EEUU.- Laceraciones en las conchas de las langostas. Poblaciones enteras de ostras mueren en menos de 24 horas. Estos son algunos de los resultados de las enfermedades bacterianas. Aunque las bacterias pueden ser la causa, también entre ellas se encuentran una solución potencial. ¿Puede algo tan simple como un probiótico, las bacterias buenas, como las encontradas en el yogur, ayudar a prevenir, tratar o incluso curar estas enfermedades?

David Rowley, un profesor asociado de ciencias biomédicas y ciencias farmacéuticas, y Kathleen Castro, una científico pesquera y especialista en la ecología de la langosta, en la University of Rhode Island, piensan que si.

Rowley y su equipo de científicos experimentaron con larvas de ostras y tratamientos probióticos para prevenir los brotes de enfermedades. La bacteria, Vibrio tubiashii, se asienta en los cilios de las ostras. Ellos se unen a los cilios, evitando que las ostras las mueva o se alimenten. “Esto pasa muy rápido” dijo Rowley.

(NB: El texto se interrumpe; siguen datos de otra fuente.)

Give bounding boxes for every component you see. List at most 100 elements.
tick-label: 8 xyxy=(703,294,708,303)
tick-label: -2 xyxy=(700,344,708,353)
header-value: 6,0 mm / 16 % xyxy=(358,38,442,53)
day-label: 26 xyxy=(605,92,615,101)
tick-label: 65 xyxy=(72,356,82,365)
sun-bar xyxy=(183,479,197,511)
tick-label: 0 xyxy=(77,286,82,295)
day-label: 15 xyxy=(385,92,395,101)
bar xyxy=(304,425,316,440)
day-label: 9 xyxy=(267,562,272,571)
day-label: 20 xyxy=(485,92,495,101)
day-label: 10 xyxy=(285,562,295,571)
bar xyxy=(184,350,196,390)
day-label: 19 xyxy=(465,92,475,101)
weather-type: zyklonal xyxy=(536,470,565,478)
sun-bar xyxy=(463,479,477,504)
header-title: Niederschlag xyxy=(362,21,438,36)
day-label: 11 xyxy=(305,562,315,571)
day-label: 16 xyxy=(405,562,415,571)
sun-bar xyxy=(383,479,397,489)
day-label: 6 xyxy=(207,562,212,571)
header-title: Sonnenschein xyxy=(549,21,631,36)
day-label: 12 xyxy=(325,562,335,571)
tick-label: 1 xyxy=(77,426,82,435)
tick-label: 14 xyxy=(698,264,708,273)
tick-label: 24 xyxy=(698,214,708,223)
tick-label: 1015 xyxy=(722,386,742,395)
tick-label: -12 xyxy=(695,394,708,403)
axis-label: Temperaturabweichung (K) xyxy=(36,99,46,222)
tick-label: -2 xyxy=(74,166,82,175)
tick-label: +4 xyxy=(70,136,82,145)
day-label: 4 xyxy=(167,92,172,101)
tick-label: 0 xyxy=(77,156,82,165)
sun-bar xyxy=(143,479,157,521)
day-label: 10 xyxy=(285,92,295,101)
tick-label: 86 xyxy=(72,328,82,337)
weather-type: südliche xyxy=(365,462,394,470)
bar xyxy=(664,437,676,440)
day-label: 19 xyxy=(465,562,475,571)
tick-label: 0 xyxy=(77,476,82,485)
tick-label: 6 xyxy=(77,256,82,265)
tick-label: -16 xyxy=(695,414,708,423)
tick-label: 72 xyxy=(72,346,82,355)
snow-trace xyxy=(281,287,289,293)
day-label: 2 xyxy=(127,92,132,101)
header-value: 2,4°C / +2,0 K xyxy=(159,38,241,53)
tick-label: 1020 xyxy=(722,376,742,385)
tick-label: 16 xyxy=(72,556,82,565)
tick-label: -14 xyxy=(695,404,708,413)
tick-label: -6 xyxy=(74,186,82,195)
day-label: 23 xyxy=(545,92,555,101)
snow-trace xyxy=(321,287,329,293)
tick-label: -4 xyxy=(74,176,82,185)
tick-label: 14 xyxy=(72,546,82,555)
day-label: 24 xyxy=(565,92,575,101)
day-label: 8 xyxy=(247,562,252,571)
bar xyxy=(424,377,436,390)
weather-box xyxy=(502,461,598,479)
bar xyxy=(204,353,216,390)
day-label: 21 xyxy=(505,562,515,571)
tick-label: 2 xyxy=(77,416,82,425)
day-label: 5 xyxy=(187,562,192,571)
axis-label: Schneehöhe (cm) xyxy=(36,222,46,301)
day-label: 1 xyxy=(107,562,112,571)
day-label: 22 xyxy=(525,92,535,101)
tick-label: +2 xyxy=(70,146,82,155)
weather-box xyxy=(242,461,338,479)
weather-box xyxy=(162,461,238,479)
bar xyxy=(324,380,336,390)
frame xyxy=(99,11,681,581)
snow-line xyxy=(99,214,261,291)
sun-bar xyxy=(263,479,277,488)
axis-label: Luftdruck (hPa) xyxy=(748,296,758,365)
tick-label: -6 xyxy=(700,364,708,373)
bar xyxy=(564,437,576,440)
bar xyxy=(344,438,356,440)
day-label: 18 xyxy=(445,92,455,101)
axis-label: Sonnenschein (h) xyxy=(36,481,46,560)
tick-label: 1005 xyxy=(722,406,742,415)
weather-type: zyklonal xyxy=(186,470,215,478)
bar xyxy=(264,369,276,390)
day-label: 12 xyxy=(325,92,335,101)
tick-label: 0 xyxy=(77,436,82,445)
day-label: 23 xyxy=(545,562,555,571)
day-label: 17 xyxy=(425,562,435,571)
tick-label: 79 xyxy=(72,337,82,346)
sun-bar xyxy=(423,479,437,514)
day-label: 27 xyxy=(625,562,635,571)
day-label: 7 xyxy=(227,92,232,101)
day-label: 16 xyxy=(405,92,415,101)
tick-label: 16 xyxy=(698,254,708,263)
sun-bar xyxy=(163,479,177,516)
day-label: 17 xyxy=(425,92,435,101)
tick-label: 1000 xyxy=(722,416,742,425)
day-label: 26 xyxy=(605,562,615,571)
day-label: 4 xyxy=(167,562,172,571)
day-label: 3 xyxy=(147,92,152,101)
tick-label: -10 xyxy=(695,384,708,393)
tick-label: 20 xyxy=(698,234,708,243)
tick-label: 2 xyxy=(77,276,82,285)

“Una vez que el administrador del hatchery reconoce que hay un problema, es demasiado tarde para hacer algo” destacó Rowley, debido a que ni los antibióticos ni las vacunas pueden trabajar lo suficientemente rápido para tratar un brote una vez que se produce.

La solución esta en la prevención

Hay una variedad de opciones como el tratamiento químico del agua o el uso de luz ultravioleta, o tratamientos térmicos, en adición a la filtración. “Y después de todo esto, usted aun podría tener un brote de patógenos” manifestó Rowley.

Así que Rowley y su equipo vieron en los probióticos como una opción de prevención. “Después de analizar 100 (probióticos diferentes), elegimos dos” dijo el científico. “Una de las primeras cosas que queríamos ver era que éstos no tienen un efecto adverso sobre las larvas de las ostras”.

Típicamente los probióticos tienen el potencial para mejorar el sistema inmune del huésped, competir por espacio (esencialmente expulsando a las bacterias causantes de la enfermedad), o mejorar la nutrición del huésped.

Los probióticos en las ostras no son tan diferentes de los probióticos que puede encontrar al comer yogur, indicó Rowley.

Los dos probióticos que Rowley estudió se encuentran en las ostras adultas sanas, o en los invertebrados comunes en el río Narrow. “Estas son bacterias vivas que proveen efectos beneficiosos al huésped. Así que son bacterias buenas”.

Él trató a un grupo de larvas de ostras con probióticos, luego introdujo las bacterias malas. Rowley registró una mayor tasa de sobrevivencia en las larva de ostras tratadas con probióticos. Después de esta prueba inicial, él realizó una experiencia en el hatchery de la Roger Williams University.

Entonces ¿Qué encontró?

Después del primer tratamiento probiótico, el Vibrio en gran parte estuvo ausente del agua, y después del segundo probiótico, el número de Vibrio que estaba presente disminuyó. Y, finalmente, cuando ambos probióticos fueron combinados, casi no había Vibrio en el agua.

Hubo una clara disminución en el número de patógenos causantes de la enfermedad en el tanque cuando los probióticos fueron introducidos. Pero, ¿Fueron la ostras más resistentes? Después de tres días, las ostras tratadas con probióticos tuvieron una tasa de supervivencia 26% más alto que el grupo control. Y después de ocho días, esta creció a 47%.